Mehr als zehn Prozent der rund 4.000 westlichen Dschihadisten im Nahen Osten sind Frauen – so lautet die Erkenntnis des Londoner Zentrums. Und Professor Peter Neumann betont :
"Dass die eben sehr motiviert sind, dass die tatsächlich an die Sache glauben, dass sie durchaus frustriert sind darüber, dass sie nicht so wie die Männer im Graben liegen und kämpfen in Kobane; aber es ist falsch zu glauben, dass Frauen harmlos sind. Die Frauen aber haben jetzt nicht nur die Anschläge in Paris bejubelt, sondern eben auch ihre 'Schwestern' zuhause dazu aufgerufen, dort etwas zu tun."
Seit 2008 leitet der 40-jährige Deutsche das Forschungsinstitut am renommierten King's College. Alle paar Minuten meldet sein PC neue Emails meist mit Einladungen zum nächsten Interview. In den letzten Wochen war seine Expertise gefragt und er avancierte zum Stammgast in Deutschen Talkrunden.
Versteckt im oberen Uni-Stockwerk
Sein Institut versteckt sich in einem oberen Uni-Stockwerk hinter einem wahren Flurlabyrinth. Kein Hinweisschild zeigt den Weg, der Besucher wird am Empfang abgeholt, die Tür des Instituts muss von innen geöffnet werden, das dennoch nicht sonderlich geschützt wirkt.
"Ich denke nicht, dass jemand bei uns hier Angst hat und ich hoffe auch nicht, dass jemals etwas passiert, aber wir sind natürlich vorsichtig und das gehört auch dazu, wenn man in diesem Bereich arbeitet."
Die vier engen Büros liegen zu einem Innenhof. Sie sind vollgepfropft mit Schreibtischen, Bücherregalen, Kopierer, Telefonen und PCs und sie werden häufig aufgesucht von ratsuchenden MI-5, MI-6- und Scotland Yard-Beamten.
"Wir wollen, dass unsere Erkenntnisse genutzt werden von der Politik und den Nachrichtendiensten, aber wir arbeiten nicht für die. Das, was wir tun, hat den Sinn und Zweck für alle, nicht nur für die Geheimdienste, einen bestimmten Sachverhalt besser zu verstehen, warum werden Menschen zu Terroristen, in welchen politischen Situationen passiert das, aber auch, was ist da in einem Menschen los."
Daten sammeln über Dschihadisten
Dazu sammeln die zwölf Institutsmitarbeiter alle öffentlich zugänglichen Daten über die westlichen Dschihadisten – Instagram-Fotos, Facebook-Einträge, Twitter-Nachrichten.
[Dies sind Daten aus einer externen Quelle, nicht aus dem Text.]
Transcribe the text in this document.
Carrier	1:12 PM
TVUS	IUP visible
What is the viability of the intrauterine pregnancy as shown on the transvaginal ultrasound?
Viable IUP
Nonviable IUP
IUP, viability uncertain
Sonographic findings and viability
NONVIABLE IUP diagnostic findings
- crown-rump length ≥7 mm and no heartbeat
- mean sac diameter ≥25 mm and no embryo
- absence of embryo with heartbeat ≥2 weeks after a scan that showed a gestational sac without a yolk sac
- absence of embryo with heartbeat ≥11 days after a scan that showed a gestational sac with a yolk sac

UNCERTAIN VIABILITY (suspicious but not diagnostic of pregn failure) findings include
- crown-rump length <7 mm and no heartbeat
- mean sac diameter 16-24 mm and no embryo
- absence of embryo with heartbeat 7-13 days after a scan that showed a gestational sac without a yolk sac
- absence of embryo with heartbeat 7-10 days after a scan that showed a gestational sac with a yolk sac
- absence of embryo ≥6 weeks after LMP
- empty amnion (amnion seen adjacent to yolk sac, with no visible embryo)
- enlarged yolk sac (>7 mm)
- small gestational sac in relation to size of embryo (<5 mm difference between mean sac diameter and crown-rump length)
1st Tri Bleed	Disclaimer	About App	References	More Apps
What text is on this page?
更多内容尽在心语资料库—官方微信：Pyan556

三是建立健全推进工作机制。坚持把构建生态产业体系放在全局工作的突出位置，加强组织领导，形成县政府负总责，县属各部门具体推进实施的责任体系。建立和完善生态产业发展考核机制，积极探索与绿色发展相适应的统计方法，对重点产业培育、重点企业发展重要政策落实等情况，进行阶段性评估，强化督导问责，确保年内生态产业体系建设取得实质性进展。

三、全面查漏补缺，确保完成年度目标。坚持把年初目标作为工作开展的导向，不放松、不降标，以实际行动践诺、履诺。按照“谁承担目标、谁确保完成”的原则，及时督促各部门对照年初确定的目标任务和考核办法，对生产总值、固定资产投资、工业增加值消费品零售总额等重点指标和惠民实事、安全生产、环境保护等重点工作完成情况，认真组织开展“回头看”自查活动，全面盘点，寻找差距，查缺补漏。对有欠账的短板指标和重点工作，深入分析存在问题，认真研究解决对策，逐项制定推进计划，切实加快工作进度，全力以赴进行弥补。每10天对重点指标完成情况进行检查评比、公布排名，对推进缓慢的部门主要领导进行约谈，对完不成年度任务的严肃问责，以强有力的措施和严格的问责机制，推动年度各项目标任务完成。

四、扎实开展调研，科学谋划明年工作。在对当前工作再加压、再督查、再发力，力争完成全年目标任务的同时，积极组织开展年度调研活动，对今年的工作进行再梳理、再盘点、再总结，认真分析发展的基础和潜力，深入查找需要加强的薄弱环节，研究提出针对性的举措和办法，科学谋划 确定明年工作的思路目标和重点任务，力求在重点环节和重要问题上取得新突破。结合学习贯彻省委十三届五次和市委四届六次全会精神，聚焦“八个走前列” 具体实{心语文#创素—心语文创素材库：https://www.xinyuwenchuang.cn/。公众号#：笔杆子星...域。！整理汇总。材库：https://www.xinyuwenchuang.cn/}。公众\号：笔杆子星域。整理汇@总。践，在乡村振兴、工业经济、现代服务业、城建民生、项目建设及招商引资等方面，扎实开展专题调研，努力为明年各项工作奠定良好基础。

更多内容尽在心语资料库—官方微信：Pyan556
Und sie kommunizieren direkt mit ihnen – über die sozialen Netzwerke und auch schon von Angesicht zu Angesicht im syrisch-türkischen Grenzgebiet.
700 Personen umfasst die Datenbank des Instituts, darunter 70 Frauen und 60 Deutsche. Erkenntnis der Forscher: Bei dem Kampf um Kobane seien mindestens 20 Briten getötet worden.
"Da gab es schon einen oder zwei, mit denen ich oft gesprochen habe, und dann sterben sie. Und Du denkst einen Moment lang – meine Güte – das ist schon traurig. Traurig für sie als Menschen und für uns, weil wir eine Beziehung aufgebaut haben – aber ich rechne mit so etwas."
Der 33-jährige Shiraz Maher war selbst Islamist, ehe ihn die Terroranschläge in London 2005 umkehren ließen. Jetzt ist vor allem er es, der die Gespräche mit den Dschihadisten führt und versucht, Vertrauen aufzubauen.
Eine Erkenntnis aus vielfältigen Kontakten: Die Utopie des Kalifats, das beansprucht, den idealen Staat für Moslems zu schaffen, hat scheinbar erste Risse bekommen; vor allem Frauen beschweren sich darüber, dass es an der Versorgung mit Lebensmitteln und Energie hapere. Außerdem hat der IS inzwischen den Nimbus des Unbesiegbaren eingebüßt. Eine Folge der Luftschläge um Kobane, sagt Peter Neumann:
"Sie haben die Illusion zerstört, dass der Islamische Staat unstoppbar ist."